Laras membantu Jo untuk
mendorong kursi rodanya. Laras tak bersuara lagi sepanjang jalan, mereka
sama-sama terdiam. Sulit memang berbicara dengan orang yang pernah pergi begitu
lama dari kehidupan kita dan kembali lagi tanpa aba-aba dan pertanda,
mereka seolah dengan gampangnya menjebol pertahanan yang telah bertahun-tahun
di bangun. Bagaimanapun Jo masih merasa dikhianati.
Bagas pun langsung menghambur menuju dapur Oma, kini hanya mereka
berdua yang tersisa di halaman rumah.
“Maafkan aku Jo, Aku pergi tanpa pamit.” terdengar suara Laras yang parau.

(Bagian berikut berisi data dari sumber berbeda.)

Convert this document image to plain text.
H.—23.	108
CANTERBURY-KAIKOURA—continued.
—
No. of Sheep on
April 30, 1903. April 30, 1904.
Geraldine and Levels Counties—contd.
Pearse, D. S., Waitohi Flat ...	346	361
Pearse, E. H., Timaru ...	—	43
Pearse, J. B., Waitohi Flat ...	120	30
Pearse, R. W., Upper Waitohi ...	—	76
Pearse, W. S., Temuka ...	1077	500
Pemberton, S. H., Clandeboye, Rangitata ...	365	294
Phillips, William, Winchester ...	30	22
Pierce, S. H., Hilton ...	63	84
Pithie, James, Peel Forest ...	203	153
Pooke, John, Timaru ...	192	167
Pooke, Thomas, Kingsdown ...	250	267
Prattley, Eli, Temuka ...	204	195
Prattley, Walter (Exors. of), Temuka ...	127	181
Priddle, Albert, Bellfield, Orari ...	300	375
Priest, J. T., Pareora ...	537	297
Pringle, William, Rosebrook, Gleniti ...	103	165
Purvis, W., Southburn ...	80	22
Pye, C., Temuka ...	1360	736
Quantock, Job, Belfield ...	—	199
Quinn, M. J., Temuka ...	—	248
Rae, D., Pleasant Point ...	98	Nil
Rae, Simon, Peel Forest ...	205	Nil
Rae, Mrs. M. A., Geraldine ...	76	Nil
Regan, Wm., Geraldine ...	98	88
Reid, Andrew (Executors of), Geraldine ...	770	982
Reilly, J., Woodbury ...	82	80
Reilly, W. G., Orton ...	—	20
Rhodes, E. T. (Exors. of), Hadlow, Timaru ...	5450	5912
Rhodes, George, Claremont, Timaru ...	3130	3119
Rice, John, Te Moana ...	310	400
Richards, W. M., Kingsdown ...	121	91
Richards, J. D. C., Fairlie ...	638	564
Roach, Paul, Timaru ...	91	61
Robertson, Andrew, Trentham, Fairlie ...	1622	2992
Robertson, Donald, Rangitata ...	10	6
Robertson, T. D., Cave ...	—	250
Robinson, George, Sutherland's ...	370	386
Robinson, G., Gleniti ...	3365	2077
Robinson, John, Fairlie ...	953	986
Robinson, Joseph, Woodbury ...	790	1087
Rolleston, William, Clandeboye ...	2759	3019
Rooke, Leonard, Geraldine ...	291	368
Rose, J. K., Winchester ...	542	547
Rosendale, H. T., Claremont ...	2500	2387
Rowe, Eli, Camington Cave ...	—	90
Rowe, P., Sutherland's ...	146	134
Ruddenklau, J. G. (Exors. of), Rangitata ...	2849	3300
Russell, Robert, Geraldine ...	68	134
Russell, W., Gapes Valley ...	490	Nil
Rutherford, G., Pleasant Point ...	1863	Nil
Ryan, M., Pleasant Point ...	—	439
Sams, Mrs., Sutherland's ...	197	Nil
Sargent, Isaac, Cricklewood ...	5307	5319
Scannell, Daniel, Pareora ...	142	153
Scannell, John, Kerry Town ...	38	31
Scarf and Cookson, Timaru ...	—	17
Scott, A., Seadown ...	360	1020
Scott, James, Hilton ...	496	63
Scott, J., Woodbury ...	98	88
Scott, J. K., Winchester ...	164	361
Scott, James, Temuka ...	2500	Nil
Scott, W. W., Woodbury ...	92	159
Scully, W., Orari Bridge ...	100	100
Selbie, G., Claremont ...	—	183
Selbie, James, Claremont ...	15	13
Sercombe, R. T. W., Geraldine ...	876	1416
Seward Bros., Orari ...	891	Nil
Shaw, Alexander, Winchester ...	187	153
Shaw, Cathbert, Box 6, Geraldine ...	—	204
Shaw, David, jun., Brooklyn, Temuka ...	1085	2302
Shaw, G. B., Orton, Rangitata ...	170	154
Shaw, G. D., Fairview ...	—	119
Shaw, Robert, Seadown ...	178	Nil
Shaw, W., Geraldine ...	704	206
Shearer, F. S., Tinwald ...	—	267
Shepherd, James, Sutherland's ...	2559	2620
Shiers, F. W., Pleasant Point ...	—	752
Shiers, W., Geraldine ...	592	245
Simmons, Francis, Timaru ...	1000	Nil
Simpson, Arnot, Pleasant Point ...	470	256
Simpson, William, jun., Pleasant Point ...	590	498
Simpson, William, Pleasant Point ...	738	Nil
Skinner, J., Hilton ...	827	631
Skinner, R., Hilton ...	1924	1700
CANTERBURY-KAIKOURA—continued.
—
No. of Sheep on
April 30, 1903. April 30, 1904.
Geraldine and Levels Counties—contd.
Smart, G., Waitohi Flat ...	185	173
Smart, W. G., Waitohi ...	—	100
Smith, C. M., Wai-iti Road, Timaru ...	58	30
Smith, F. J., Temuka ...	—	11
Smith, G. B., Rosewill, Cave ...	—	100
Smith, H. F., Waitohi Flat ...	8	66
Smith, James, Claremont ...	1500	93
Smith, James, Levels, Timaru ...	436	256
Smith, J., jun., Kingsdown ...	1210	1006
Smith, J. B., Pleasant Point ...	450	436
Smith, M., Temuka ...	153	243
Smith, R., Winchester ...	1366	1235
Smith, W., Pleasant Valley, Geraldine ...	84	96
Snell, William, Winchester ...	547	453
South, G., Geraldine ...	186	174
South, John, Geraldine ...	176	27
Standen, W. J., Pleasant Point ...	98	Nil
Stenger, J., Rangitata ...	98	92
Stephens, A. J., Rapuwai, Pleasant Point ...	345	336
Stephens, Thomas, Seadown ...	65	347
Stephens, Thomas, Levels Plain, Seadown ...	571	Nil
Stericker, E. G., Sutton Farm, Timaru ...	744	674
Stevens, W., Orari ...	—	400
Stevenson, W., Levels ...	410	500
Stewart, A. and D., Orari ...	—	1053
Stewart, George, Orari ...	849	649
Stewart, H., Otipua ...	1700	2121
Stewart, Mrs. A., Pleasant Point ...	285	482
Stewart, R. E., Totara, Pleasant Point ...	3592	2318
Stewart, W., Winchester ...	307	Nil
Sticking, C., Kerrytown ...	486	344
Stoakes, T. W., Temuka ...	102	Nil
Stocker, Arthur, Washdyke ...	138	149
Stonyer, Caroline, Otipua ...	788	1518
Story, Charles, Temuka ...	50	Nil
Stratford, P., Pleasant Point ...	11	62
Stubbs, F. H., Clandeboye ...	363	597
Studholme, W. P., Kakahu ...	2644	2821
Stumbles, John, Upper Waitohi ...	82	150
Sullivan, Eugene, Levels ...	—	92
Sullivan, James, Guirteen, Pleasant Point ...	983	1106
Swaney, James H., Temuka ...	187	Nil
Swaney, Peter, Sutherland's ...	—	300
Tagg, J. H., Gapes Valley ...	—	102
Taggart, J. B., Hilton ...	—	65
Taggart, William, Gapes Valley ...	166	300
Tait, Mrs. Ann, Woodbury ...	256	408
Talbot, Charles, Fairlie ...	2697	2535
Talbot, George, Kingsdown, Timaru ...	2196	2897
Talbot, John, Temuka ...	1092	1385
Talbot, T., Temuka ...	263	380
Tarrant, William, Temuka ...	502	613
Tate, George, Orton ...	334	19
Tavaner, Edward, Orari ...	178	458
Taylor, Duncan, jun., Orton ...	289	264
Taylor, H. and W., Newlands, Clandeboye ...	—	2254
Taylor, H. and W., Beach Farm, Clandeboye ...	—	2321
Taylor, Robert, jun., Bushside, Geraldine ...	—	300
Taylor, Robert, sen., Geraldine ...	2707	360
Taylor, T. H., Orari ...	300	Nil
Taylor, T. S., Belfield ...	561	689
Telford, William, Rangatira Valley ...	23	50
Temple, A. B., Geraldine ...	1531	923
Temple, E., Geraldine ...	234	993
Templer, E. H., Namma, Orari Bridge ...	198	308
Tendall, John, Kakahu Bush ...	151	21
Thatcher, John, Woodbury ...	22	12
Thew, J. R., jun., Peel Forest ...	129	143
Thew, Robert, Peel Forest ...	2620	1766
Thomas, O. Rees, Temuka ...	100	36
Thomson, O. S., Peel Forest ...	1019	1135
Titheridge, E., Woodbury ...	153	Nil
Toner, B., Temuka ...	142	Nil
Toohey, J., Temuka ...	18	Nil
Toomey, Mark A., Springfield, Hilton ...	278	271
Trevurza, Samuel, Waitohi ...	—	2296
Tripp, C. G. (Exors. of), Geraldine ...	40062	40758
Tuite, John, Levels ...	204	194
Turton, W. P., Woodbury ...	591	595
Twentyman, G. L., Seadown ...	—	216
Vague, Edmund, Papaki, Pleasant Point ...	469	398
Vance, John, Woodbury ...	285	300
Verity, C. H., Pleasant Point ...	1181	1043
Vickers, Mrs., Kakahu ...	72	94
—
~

Mulut Jo rapat oleh getir, tubuhnya kini bergetar dan hati
Jo terus berseru. Cukup!Tolong diam dan
pergi!
“Aku hanya mencoba yang
terbaik demi Bagas” lanjut Laras.
Jo masih terdiam,Ia tak mengerti perkataan Laras yang menyebut Bagas
“Kau boleh membenciku tapi
jangan membenci Bagas” Kata Laras. Matanya kini berkaca-kaca “Bagaimanapun,
dia anak kita Jo”
Jotertegun dan mematung.Langit mulai keruh oleh awan mendung.Hujan pun
turun dan rasanya tak mau berhenti.Tiap rintik menusuk bagai jarum.Laras pun pergi
meninggalkan Jo, ia merasa tugasnya sudah selesai untuk memberitahu Jo fakta
yang sebenarnya. Laras hanya tak ingin Jo salah paham seumur hidupnya,
bagaimana pun meninggalkan Jo adalah pilihan. Jo tak pernah mengerti dan telah
salah mengira keinginan Laras.
Kelenjar air mata yang sudah kering kini memompa deras air mata yang
membuat seolah pipinya seperti meleleh. Jo menangis terseguk, ia tersadar selama ini ia telah terpenjara oleh keinginannya menjadi ‘Layak’ padahal
Laras tak butuh ‘Layak’ versi Jo.Untuk memahami seseorang adalah hal yang
tak bisa kau lakukan walau kau hidup bersamanya bahkan mencintainya.
-The End-
Cerpen untuk Mister Jo, yang mencoba menemukan kebahagiaanya.